In the late 80s, three of my maternal uncles spent time behind bars under these same anti-Ahmadi laws for the crime of saying the Kalimah. Thousands of Ahmadis – and every Ahmadi family have their own story to tell – have been imprisoned for their basic religious profession since the promulgation of these laws in 1984. Tired of my friends and family being jailed for their religious freedoms, I am writing this to seek answers. I am addressing you, the constitutionally accepted Muslims of Pakistan.

The state shouldn’t be deciding who is a Muslim and who isn’t.

The Pakistani state claims that you, the constitutionally recognised Pakistani Muslims, are hurt by my religious freedom.

As an Ahmadi, I am not permitted to refer to myself as a Muslim in Pakistan, not even in many otherwise liberal publications. The state tells me that this “hurts your religious feelings”.

I am not permitted to refer to my place of worship as a mosque because the state tells me that this also “hurts your religious feelings”. I cannot risk being caught reading the Holy Quran or saying my prayer because I am told this offends you too.

I cannot say the Islamic creed or Kalimah openly.
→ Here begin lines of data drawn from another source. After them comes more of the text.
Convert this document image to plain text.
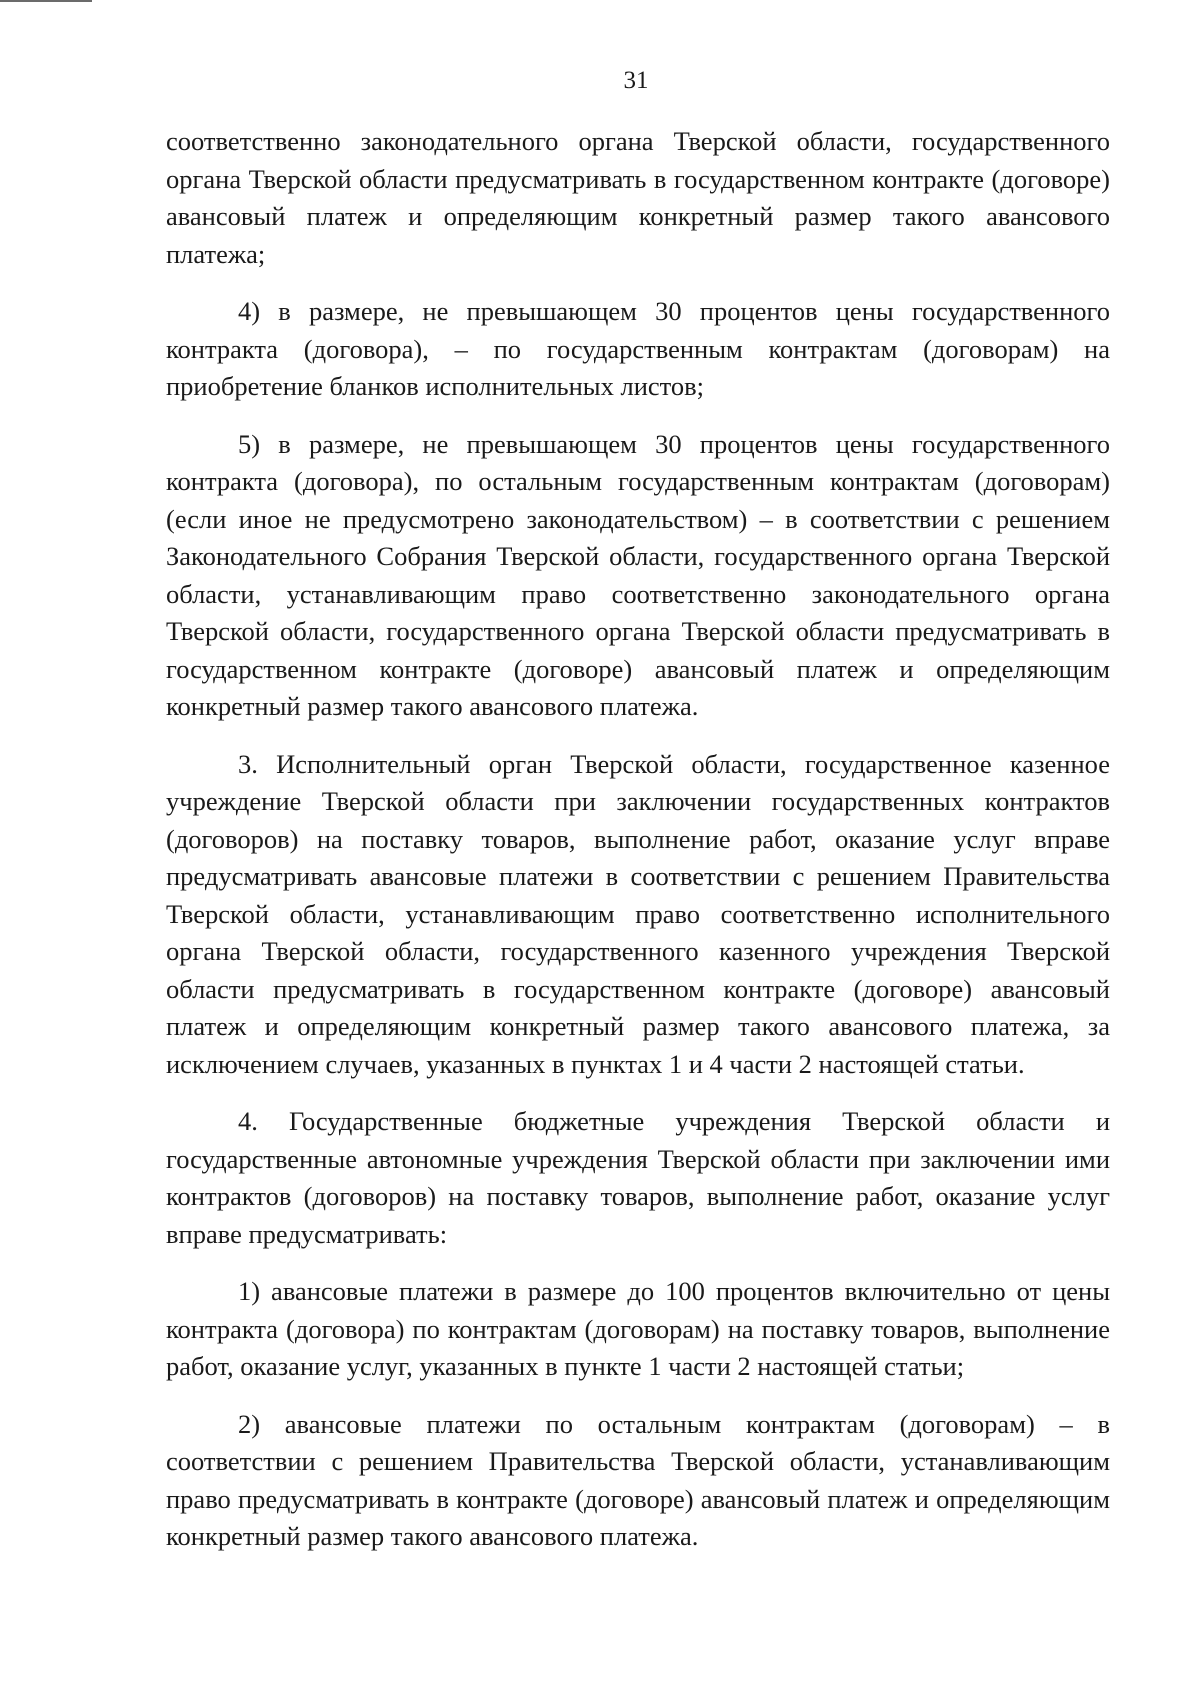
31

соответственно законодательного органа Тверской области, государственного органа Тверской области предусматривать в государственном контракте (договоре) авансовый платеж и определяющим конкретный размер такого авансового платежа;

4) в размере, не превышающем 30 процентов цены государственного контракта (договора), – по государственным контрактам (договорам) на приобретение бланков исполнительных листов;

5) в размере, не превышающем 30 процентов цены государственного контракта (договора), по остальным государственным контрактам (договорам) (если иное не предусмотрено законодательством) – в соответствии с решением Законодательного Собрания Тверской области, государственного органа Тверской области, устанавливающим право соответственно законодательного органа Тверской области, государственного органа Тверской области предусматривать в государственном контракте (договоре) авансовый платеж и определяющим конкретный размер такого авансового платежа.

3. Исполнительный орган Тверской области, государственное казенное учреждение Тверской области при заключении государственных контрактов (договоров) на поставку товаров, выполнение работ, оказание услуг вправе предусматривать авансовые платежи в соответствии с решением Правительства Тверской области, устанавливающим право соответственно исполнительного органа Тверской области, государственного казенного учреждения Тверской области предусматривать в государственном контракте (договоре) авансовый платеж и определяющим конкретный размер такого авансового платежа, за исключением случаев, указанных в пунктах 1 и 4 части 2 настоящей статьи.

4. Государственные бюджетные учреждения Тверской области и государственные автономные учреждения Тверской области при заключении ими контрактов (договоров) на поставку товаров, выполнение работ, оказание услуг вправе предусматривать:

1) авансовые платежи в размере до 100 процентов включительно от цены контракта (договора) по контрактам (договорам) на поставку товаров, выполнение работ, оказание услуг, указанных в пункте 1 части 2 настоящей статьи;

2) авансовые платежи по остальным контрактам (договорам) – в соответствии с решением Правительства Тверской области, устанавливающим право предусматривать в контракте (договоре) авансовый платеж и определяющим конкретный размер такого авансового платежа.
Apparently, such profession of the oneness of God and the truth of Prophet Muhammad’s (pbuh) message also “hurts your religious feelings”.

I cannot use Islamic epithets. I cannot risk saying the Salam openly. I have to make sure I only say it in the presence of people I trust. I cannot risk printing words like Insha Allah and Masha Allah on wedding cards. The state tells me you find this equally distressing. It tells me that you have the sole copyright to these epithets. As a constitutional kafir, I have no right to use such sacred terms.

In fact, any statement or act of mine that can remotely be interpreted as “posing as Muslim” hurts you in one way or another. And for hurting your feelings, the state believes I must be punished with at least three years in jail on top of a hefty fine.

That’s what you get with a theocracy. As we see every day, it’s a terrible arrangement.

Kashif Chaudhry suggests that the people of Pakistan should protest the arrangement.

Comments

  1. says

    I’ve blogged about them a little bit before, but not a huge amount. That’s one of the many things wrong with Pakistan. I’m FB friends with Kashif, so I’ve learned a little more via him.

  2. daniyaz says

    A few years back, I did a bit of work with a Pakistani newspaper, the Daily Times. When this (https://en.wikipedia.org/wiki/2010_Lahore_massacre) happened, the newspaper was not allowed to refer to the Ahmadi mosque/masjid as one, but as a “place of worship”. That was the first time that I was aware that the media’s not allowed to call it a mosque, et al. A few of the staff had to take a break, as they lost relatives in the massacre, and were understandably overwhelmed. A friend of mine back in the US is part of the Ahmedi community, and had lost a relative in the attack, as did friends of my parents (we’re not Ahmedis, but have loads of close family friends that are).

    What Kashif Chaudhry has written about is horrific, and it angers me whenever Pakistan (where my parents are from, and where I’ve been living on and off for a few years) talks about how it must ‘save’ Islam. Saudi Arabia wants Pakistan to fight on its behalf in Yemen, for instance, despite there being nothing in it for Pakistan, diplomatically or financially.